The board of deacons at First Baptist Church, where President Carter worships, has voted to deny use of the church to a group called Peacemakers that brings a handful of people together once a week to talk and pray for peace.
The action was triggered by a two-day disarmament convocation sponsored by Peacemakers at the church earlier this month, which featured the Rev. William Sloane Coffin, pastor of Riverside Church in New York City and antiwar activist. During one session of the convocation, the presentation of an award for peace to President Carter was disrupted by anti-Carter protesters from outside the church.
The disruption and the publicity it attracted outraged some members. Others, including members of the diaconate, has been offended by Coffin's sermon, in which the Presbyterian minister argued, on both religious and political grounds, for a nuclear-era equivalent of beating swords into plowshares.
Although Coffin was midly critical of the present administration's policies on armaments and defense, President Carter, who was in the congregation, pronounced the sermon "superb" after the service.
But two days later, on June 6, the diaconate met in what reportedly was an angry session and by a vote of 13 to 9, moved to abolish the Peacemakers' Thursday noon lecture on some aspect of peace and prayers.
In its place the diaconate directed the pastor, the Rev. Charles Trentham, to institute weekly prayers for peace.
The diaconate's effort to curtail Peacemakers, whose Thursday noon speakers have run the gamut from SALT negotiator Paul Warnke to local clergy, reflects other tensions in the congregation, church leaders say.
These include annoyance with the inevitable disruptions that come with the presidential presence and his retinue of Secret Service bodyguards, impatience with the media and assorted protesters and demonstrators; leftover antipathies to the anti-Vietnam war movement; and, to some extent, disapproval of the president's political policies.
"Within the church you have people of all views," said Dr. William McBeth, chairman of the diaconate, who indicated he disagrees sharply with the action of the majority. "There are people here who are basically conservative, who are mad about the Panama Canal or Rhodesia or whatever. They can't do anything about those things so they focus on the things they can do something about," he said in explaining the action against Peacemakers.

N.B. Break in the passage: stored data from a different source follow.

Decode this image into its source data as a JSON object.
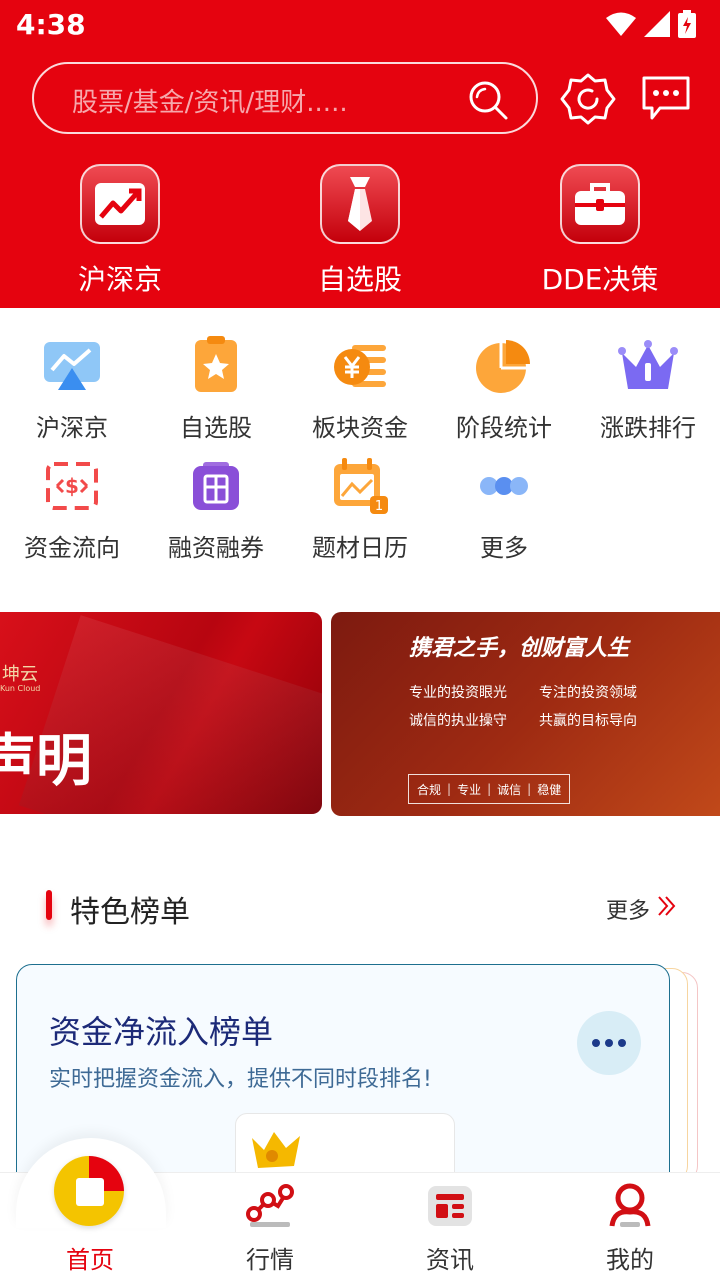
{
  "status": {
    "time": "4:38"
  },
  "search": {
    "placeholder": "股票/基金/资讯/理财....."
  },
  "top_nav": [
    {
      "label": "沪深京",
      "icon": "chart-up-icon"
    },
    {
      "label": "自选股",
      "icon": "tie-icon"
    },
    {
      "label": "DDE决策",
      "icon": "briefcase-icon"
    }
  ],
  "grid": [
    {
      "label": "沪深京",
      "icon": "line-chart-icon"
    },
    {
      "label": "自选股",
      "icon": "star-bookmark-icon"
    },
    {
      "label": "板块资金",
      "icon": "yen-coin-icon"
    },
    {
      "label": "阶段统计",
      "icon": "pie-chart-icon"
    },
    {
      "label": "涨跌排行",
      "icon": "crown-icon"
    },
    {
      "label": "资金流向",
      "icon": "money-flow-icon"
    },
    {
      "label": "融资融券",
      "icon": "margin-icon"
    },
    {
      "label": "题材日历",
      "icon": "calendar-icon"
    },
    {
      "label": "更多",
      "icon": "more-dots-icon"
    }
  ],
  "banners": {
    "left": {
      "brand": "坤云",
      "brand_en": "Kun Cloud",
      "title": "声明"
    },
    "right": {
      "title": "携君之手，创财富人生",
      "line1a": "专业的投资眼光",
      "line1b": "专注的投资领域",
      "line2a": "诚信的执业操守",
      "line2b": "共赢的目标导向",
      "tags": [
        "合规",
        "专业",
        "诚信",
        "稳健"
      ]
    }
  },
  "section": {
    "title": "特色榜单",
    "more": "更多"
  },
  "card": {
    "title": "资金净流入榜单",
    "subtitle": "实时把握资金流入，提供不同时段排名!"
  },
  "bottom_nav": [
    {
      "label": "首页",
      "active": true
    },
    {
      "label": "行情"
    },
    {
      "label": "资讯"
    },
    {
      "label": "我的"
    }
  ],
  "colors": {
    "brand_red": "#e5030f",
    "card_title": "#1c2a78"
  }
}
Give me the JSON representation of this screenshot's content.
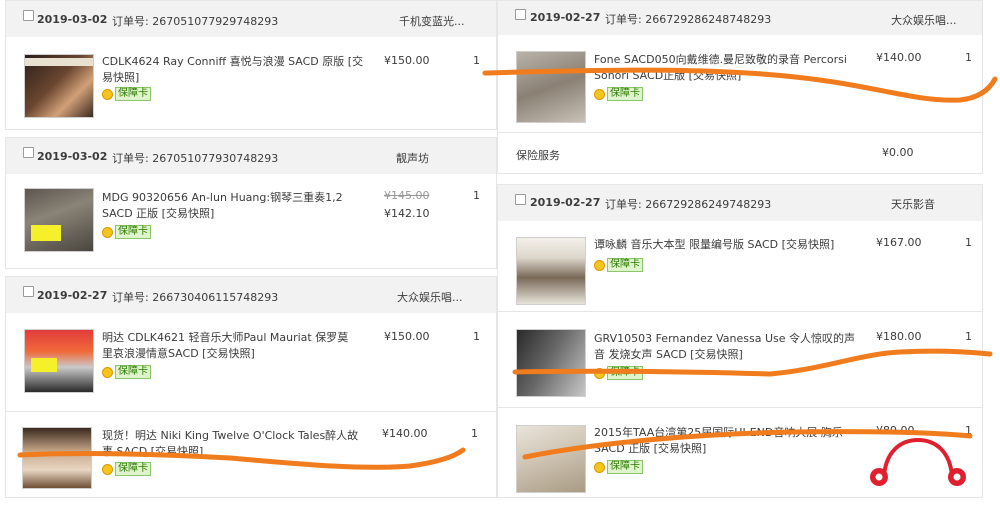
{
  "order_label": "订单号:",
  "badge_label": "保障卡",
  "left": [
    {
      "date": "2019-03-02",
      "order_no": "267051077929748293",
      "seller": "千机变蓝光...",
      "item": {
        "title": "CDLK4624 Ray Conniff 喜悦与浪漫 SACD 原版 [交易快照]",
        "price": "¥150.00",
        "qty": "1"
      }
    },
    {
      "date": "2019-03-02",
      "order_no": "267051077930748293",
      "seller": "靓声坊",
      "item": {
        "title": "MDG 90320656 An-lun Huang:钢琴三重奏1,2 SACD 正版 [交易快照]",
        "orig_price": "¥145.00",
        "price": "¥142.10",
        "qty": "1"
      }
    },
    {
      "date": "2019-02-27",
      "order_no": "266730406115748293",
      "seller": "大众娱乐唱...",
      "items": [
        {
          "title": "明达 CDLK4621 轻音乐大师Paul Mauriat 保罗莫里哀浪漫情意SACD [交易快照]",
          "price": "¥150.00",
          "qty": "1"
        },
        {
          "title": "现货！明达 Niki King Twelve O'Clock Tales醉人故事 SACD [交易快照]",
          "price": "¥140.00",
          "qty": "1"
        }
      ]
    }
  ],
  "right": [
    {
      "date": "2019-02-27",
      "order_no": "266729286248748293",
      "seller": "大众娱乐唱...",
      "item": {
        "title": "Fone SACD050向戴维德.曼尼致敬的录音 Percorsi Sonori SACD正版 [交易快照]",
        "price": "¥140.00",
        "qty": "1"
      },
      "service_label": "保险服务",
      "service_price": "¥0.00"
    },
    {
      "date": "2019-02-27",
      "order_no": "266729286249748293",
      "seller": "天乐影音",
      "items": [
        {
          "title": "谭咏麟 音乐大本型 限量编号版 SACD [交易快照]",
          "price": "¥167.00",
          "qty": "1"
        },
        {
          "title": "GRV10503 Fernandez Vanessa Use 令人惊叹的声音 发烧女声 SACD [交易快照]",
          "price": "¥180.00",
          "qty": "1"
        },
        {
          "title": "2015年TAA台湾第25届国际HI-END音响大展 胸乐 SACD 正版 [交易快照]",
          "price": "¥89.00",
          "qty": "1"
        }
      ]
    }
  ],
  "colors": {
    "header_bg": "#f2f2f2",
    "scribble": "#f07c1e",
    "logo_red": "#e0202f",
    "badge_green": "#2b8a00"
  }
}
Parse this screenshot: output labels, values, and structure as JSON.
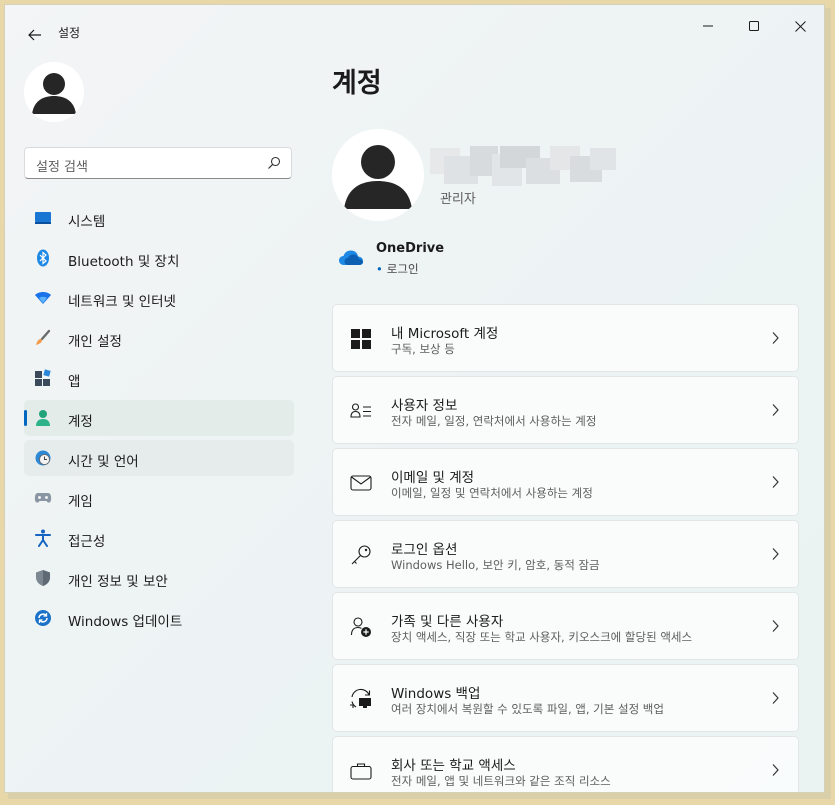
{
  "window": {
    "title": "설정"
  },
  "search": {
    "placeholder": "설정 검색"
  },
  "sidebar": {
    "items": [
      {
        "label": "시스템",
        "icon": "system-monitor-icon"
      },
      {
        "label": "Bluetooth 및 장치",
        "icon": "bluetooth-icon"
      },
      {
        "label": "네트워크 및 인터넷",
        "icon": "wifi-icon"
      },
      {
        "label": "개인 설정",
        "icon": "brush-icon"
      },
      {
        "label": "앱",
        "icon": "apps-icon"
      },
      {
        "label": "계정",
        "icon": "person-icon",
        "selected": true
      },
      {
        "label": "시간 및 언어",
        "icon": "globe-clock-icon"
      },
      {
        "label": "게임",
        "icon": "gamepad-icon"
      },
      {
        "label": "접근성",
        "icon": "accessibility-icon"
      },
      {
        "label": "개인 정보 및 보안",
        "icon": "shield-icon"
      },
      {
        "label": "Windows 업데이트",
        "icon": "update-icon"
      }
    ]
  },
  "main": {
    "title": "계정",
    "profile": {
      "role": "관리자"
    },
    "onedrive": {
      "title": "OneDrive",
      "status": "로그인"
    },
    "cards": [
      {
        "title": "내 Microsoft 계정",
        "subtitle": "구독, 보상 등",
        "icon": "windows-logo-icon"
      },
      {
        "title": "사용자 정보",
        "subtitle": "전자 메일, 일정, 연락처에서 사용하는 계정",
        "icon": "person-info-icon"
      },
      {
        "title": "이메일 및 계정",
        "subtitle": "이메일, 일정 및 연락처에서 사용하는 계정",
        "icon": "mail-icon"
      },
      {
        "title": "로그인 옵션",
        "subtitle": "Windows Hello, 보안 키, 암호, 동적 잠금",
        "icon": "key-icon"
      },
      {
        "title": "가족 및 다른 사용자",
        "subtitle": "장치 액세스, 직장 또는 학교 사용자, 키오스크에 할당된 액세스",
        "icon": "family-add-icon"
      },
      {
        "title": "Windows 백업",
        "subtitle": "여러 장치에서 복원할 수 있도록 파일, 앱, 기본 설정 백업",
        "icon": "backup-icon"
      },
      {
        "title": "회사 또는 학교 액세스",
        "subtitle": "전자 메일, 앱 및 네트워크와 같은 조직 리소스",
        "icon": "briefcase-icon"
      }
    ]
  },
  "colors": {
    "accent": "#0067c0",
    "selected_bg": "#e4ecea"
  }
}
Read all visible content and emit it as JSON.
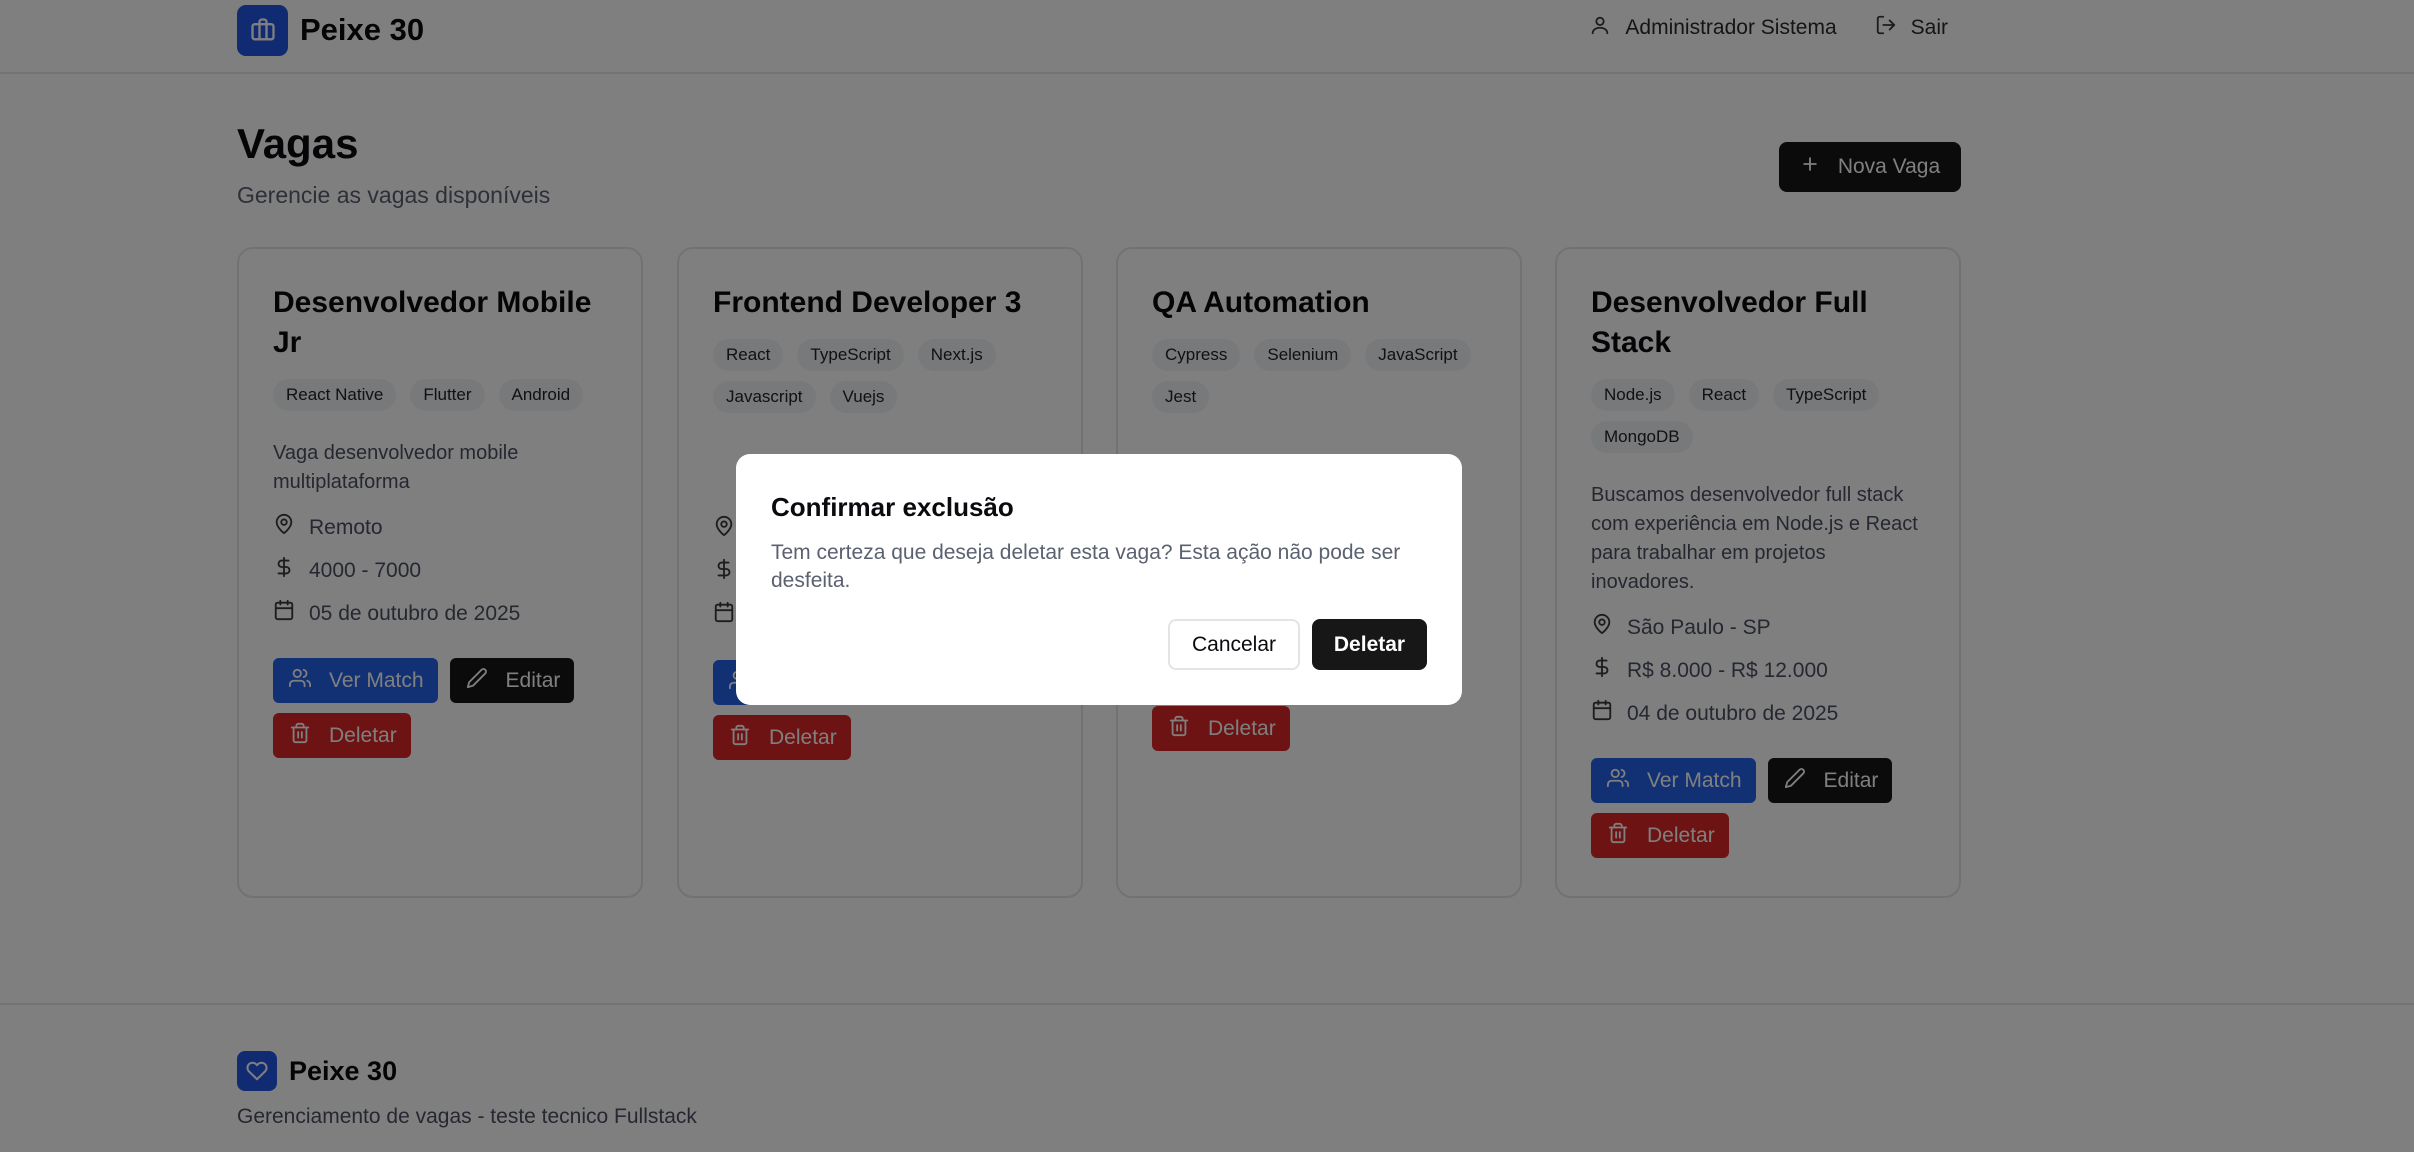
{
  "header": {
    "brand": "Peixe 30",
    "user_label": "Administrador Sistema",
    "logout_label": "Sair"
  },
  "page": {
    "title": "Vagas",
    "subtitle": "Gerencie as vagas disponíveis",
    "new_button": "Nova Vaga"
  },
  "actions": {
    "match": "Ver Match",
    "edit": "Editar",
    "delete": "Deletar"
  },
  "jobs": [
    {
      "title": "Desenvolvedor Mobile Jr",
      "tags": [
        "React Native",
        "Flutter",
        "Android"
      ],
      "description": "Vaga desenvolvedor mobile multiplataforma",
      "location": "Remoto",
      "salary": "4000 - 7000",
      "date": "05 de outubro de 2025"
    },
    {
      "title": "Frontend Developer 3",
      "tags": [
        "React",
        "TypeScript",
        "Next.js",
        "Javascript",
        "Vuejs"
      ]
    },
    {
      "title": "QA Automation",
      "tags": [
        "Cypress",
        "Selenium",
        "JavaScript",
        "Jest"
      ]
    },
    {
      "title": "Desenvolvedor Full Stack",
      "tags": [
        "Node.js",
        "React",
        "TypeScript",
        "MongoDB"
      ],
      "description": "Buscamos desenvolvedor full stack com experiência em Node.js e React para trabalhar em projetos inovadores.",
      "location": "São Paulo - SP",
      "salary": "R$ 8.000 - R$ 12.000",
      "date": "04 de outubro de 2025"
    }
  ],
  "modal": {
    "title": "Confirmar exclusão",
    "message": "Tem certeza que deseja deletar esta vaga? Esta ação não pode ser desfeita.",
    "cancel": "Cancelar",
    "confirm": "Deletar"
  },
  "footer": {
    "brand": "Peixe 30",
    "text": "Gerenciamento de vagas - teste tecnico Fullstack"
  },
  "colors": {
    "brand_blue": "#2056e3",
    "match_blue": "#2563eb",
    "dark": "#171717",
    "danger": "#dc2626",
    "overlay": "rgba(0,0,0,0.5)"
  },
  "icons": [
    "briefcase-icon",
    "user-icon",
    "logout-icon",
    "plus-icon",
    "map-pin-icon",
    "dollar-icon",
    "calendar-icon",
    "users-icon",
    "pencil-icon",
    "trash-icon",
    "heart-icon"
  ]
}
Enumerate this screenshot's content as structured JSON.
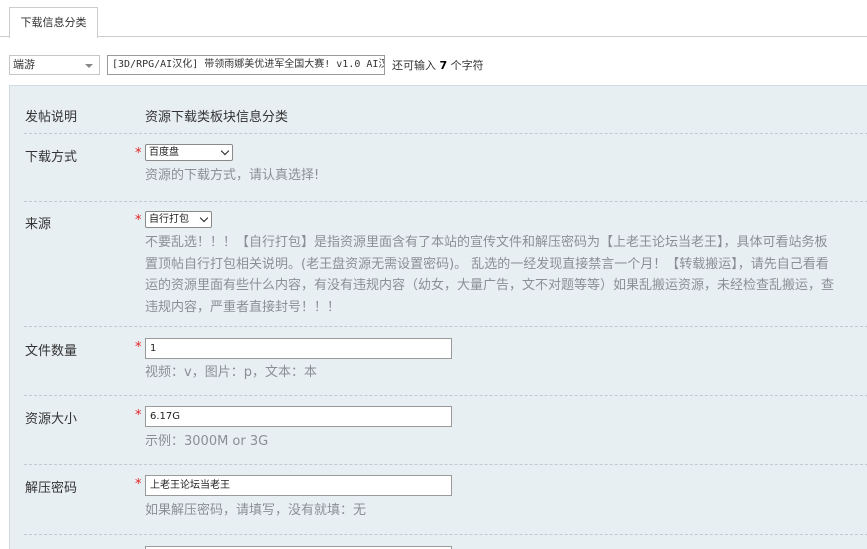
{
  "tabs": {
    "active_label": "下载信息分类"
  },
  "title_row": {
    "type_select": "端游",
    "title_value": "[3D/RPG/AI汉化] 带领雨娜美优进军全国大赛! v1.0 AI汉",
    "char_left_prefix": "还可输入",
    "char_left_count": "7",
    "char_left_suffix": "个字符"
  },
  "form": {
    "intro": {
      "label": "发帖说明",
      "text": "资源下载类板块信息分类"
    },
    "download_method": {
      "label": "下载方式",
      "required_mark": "*",
      "selected": "百度盘",
      "hint": "资源的下载方式，请认真选择!"
    },
    "source": {
      "label": "来源",
      "required_mark": "*",
      "selected": "自行打包",
      "hint_lines": [
        "不要乱选！！！【自行打包】是指资源里面含有了本站的宣传文件和解压密码为【上老王论坛当老王】，具体可看站务板",
        "置顶帖自行打包相关说明。(老王盘资源无需设置密码)。 乱选的一经发现直接禁言一个月！【转载搬运】，请先自己看看",
        "运的资源里面有些什么内容，有没有违规内容（幼女，大量广告，文不对题等等）如果乱搬运资源，未经检查乱搬运，查",
        "违规内容，严重者直接封号！！！"
      ]
    },
    "file_count": {
      "label": "文件数量",
      "required_mark": "*",
      "value": "1",
      "hint": "视频：v，图片：p，文本：本"
    },
    "resource_size": {
      "label": "资源大小",
      "required_mark": "*",
      "value": "6.17G",
      "hint": "示例：3000M or 3G"
    },
    "unzip_password": {
      "label": "解压密码",
      "required_mark": "*",
      "value": "上老王论坛当老王",
      "hint": "如果解压密码，请填写，没有就填：无"
    }
  }
}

Subsequently, lawyers in the congregation checked the church constitution and records and found that the diaconate has no authority to abolish Peacemakers, since it had gotten congregational approval for its program last fall.
Despite that conclusion, layman Paul Oyer, the moving spirit behind Peacemakers, said it has been suggested to him by a congregational leader - he refuses to say who - that he stay away from future meetings of the group for the next few weeks and let Trentham take over. Oyer, a former New Yorker, was a member of Coffin's church there and was instrumental in bringing the activist pastor here.
He is uncertain as to what he will do. "It's not enough just to pray for peace" as the deacons directed, he said. "If you're going to pray for peace, you need to learn some specifics so you can focus your prayer power."